Because the world needs more overwrought candour.

Friday, August 25, 2006

On porn
I wonder if porn is the greatest weapon yet devised by the male backlash?
Consider porn's conventions:
- Head jobs: The woman cannot speak through her mouthful of cock
- Male orgasm: Denoted by the degradation of jism spattering the woman's face
- Female orgasm: Unknown bar whimpers designed to secure the male ego
- The female body: Sculpted (apparently, adjustable implants have now been perfected)

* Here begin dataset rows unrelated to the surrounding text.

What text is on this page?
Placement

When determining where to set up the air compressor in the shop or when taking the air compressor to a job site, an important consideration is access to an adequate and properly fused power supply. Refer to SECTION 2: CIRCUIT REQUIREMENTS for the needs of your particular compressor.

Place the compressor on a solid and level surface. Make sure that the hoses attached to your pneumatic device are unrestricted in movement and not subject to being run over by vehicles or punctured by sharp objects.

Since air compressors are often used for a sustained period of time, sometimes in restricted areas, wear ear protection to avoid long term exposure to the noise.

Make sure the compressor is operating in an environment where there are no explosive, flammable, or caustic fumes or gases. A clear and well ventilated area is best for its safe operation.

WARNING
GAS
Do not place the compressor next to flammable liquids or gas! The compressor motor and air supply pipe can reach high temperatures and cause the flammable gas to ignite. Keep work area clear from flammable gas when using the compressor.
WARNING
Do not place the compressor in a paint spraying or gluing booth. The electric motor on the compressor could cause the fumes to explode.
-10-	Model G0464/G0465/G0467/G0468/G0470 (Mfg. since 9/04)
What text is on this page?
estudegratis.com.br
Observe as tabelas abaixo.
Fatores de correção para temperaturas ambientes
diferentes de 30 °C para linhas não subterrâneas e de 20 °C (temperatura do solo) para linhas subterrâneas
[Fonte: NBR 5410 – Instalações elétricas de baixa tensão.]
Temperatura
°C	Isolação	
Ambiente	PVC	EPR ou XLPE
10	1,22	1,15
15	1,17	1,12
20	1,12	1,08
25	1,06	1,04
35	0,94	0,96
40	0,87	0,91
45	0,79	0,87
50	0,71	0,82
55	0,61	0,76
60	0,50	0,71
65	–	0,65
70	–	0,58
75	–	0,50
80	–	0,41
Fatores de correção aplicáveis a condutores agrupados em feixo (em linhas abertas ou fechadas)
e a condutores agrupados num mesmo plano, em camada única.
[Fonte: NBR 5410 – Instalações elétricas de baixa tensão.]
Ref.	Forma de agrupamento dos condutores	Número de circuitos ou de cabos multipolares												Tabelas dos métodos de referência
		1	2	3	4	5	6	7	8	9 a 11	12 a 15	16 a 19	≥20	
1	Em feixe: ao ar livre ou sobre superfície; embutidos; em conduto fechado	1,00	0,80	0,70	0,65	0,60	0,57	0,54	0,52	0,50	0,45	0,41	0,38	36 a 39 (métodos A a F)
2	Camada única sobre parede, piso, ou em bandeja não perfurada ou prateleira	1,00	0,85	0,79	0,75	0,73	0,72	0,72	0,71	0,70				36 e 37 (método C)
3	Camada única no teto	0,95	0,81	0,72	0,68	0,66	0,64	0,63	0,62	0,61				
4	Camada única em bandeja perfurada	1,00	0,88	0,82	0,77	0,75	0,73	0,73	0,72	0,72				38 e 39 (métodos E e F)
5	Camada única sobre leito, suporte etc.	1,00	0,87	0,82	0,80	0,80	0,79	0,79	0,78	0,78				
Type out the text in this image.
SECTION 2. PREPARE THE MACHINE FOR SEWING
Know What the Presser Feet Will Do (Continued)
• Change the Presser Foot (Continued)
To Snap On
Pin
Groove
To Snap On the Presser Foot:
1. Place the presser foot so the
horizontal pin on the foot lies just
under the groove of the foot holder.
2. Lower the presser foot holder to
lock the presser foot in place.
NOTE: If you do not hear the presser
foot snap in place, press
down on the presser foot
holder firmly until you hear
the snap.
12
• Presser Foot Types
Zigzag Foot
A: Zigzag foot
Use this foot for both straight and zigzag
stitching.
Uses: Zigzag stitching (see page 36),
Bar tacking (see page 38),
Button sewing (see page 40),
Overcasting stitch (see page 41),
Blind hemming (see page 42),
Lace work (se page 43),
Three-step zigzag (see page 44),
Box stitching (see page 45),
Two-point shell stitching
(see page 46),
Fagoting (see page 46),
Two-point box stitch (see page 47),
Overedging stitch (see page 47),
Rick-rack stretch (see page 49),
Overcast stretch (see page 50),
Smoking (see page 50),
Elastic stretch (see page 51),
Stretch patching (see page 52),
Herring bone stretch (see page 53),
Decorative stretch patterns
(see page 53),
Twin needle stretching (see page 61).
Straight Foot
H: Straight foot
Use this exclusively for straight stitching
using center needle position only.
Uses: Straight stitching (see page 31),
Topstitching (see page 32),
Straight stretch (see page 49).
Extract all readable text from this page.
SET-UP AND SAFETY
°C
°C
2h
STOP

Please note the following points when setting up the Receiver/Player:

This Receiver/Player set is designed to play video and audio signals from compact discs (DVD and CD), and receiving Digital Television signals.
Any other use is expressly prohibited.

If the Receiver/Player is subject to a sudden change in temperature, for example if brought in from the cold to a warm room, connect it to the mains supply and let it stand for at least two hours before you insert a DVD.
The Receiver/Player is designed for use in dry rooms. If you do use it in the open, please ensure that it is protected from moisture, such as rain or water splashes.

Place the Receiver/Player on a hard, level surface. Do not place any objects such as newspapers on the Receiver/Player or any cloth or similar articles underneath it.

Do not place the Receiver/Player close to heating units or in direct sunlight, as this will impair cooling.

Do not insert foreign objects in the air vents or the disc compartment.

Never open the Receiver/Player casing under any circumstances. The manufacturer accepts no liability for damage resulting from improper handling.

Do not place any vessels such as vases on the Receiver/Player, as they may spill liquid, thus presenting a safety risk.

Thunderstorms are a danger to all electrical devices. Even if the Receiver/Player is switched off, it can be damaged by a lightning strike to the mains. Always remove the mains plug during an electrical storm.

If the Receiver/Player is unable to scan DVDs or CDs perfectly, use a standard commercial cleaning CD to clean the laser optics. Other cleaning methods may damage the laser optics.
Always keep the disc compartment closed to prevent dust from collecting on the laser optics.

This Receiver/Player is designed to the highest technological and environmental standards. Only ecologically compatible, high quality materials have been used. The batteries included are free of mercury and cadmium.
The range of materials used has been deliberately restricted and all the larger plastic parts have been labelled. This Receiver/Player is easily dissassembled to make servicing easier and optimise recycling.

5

Some of the conventions could arguably be adapting the sex act to the requirements of visual entertainment, but from what David Foster Wallace unearths in his brilliant essay, "Big Red Son", porn genres have been heading in search of the peverse and degrading, with the burgeoning genre of gonzo porn giving average schmoes hope by chronicling the finding (on beaches, generally) of infantilised women and persuading them to have (in Wallace's words) "wild and anatomically diverse sex". Degradation porn has advanced too, according to Wallace, with recent films capturing twenty men spitting on a woman who then proceeds to blows them violently.

Add the ubiquity and billions of dollars generated by stirring men's urges in combination with degradation, and the rare alliance between feminists and Christianity begins to make sense. I'm not moralising, I promise: most porn turns me off these days.

On another note, what of the distinction between erotica and porn? Isn't erotica differentiated simply by the literary method of show-don't-tell: lingering shots of faces and sinuous bodies entwining, without the jackboot closeups, the microscopic engagement with genitalia in motion?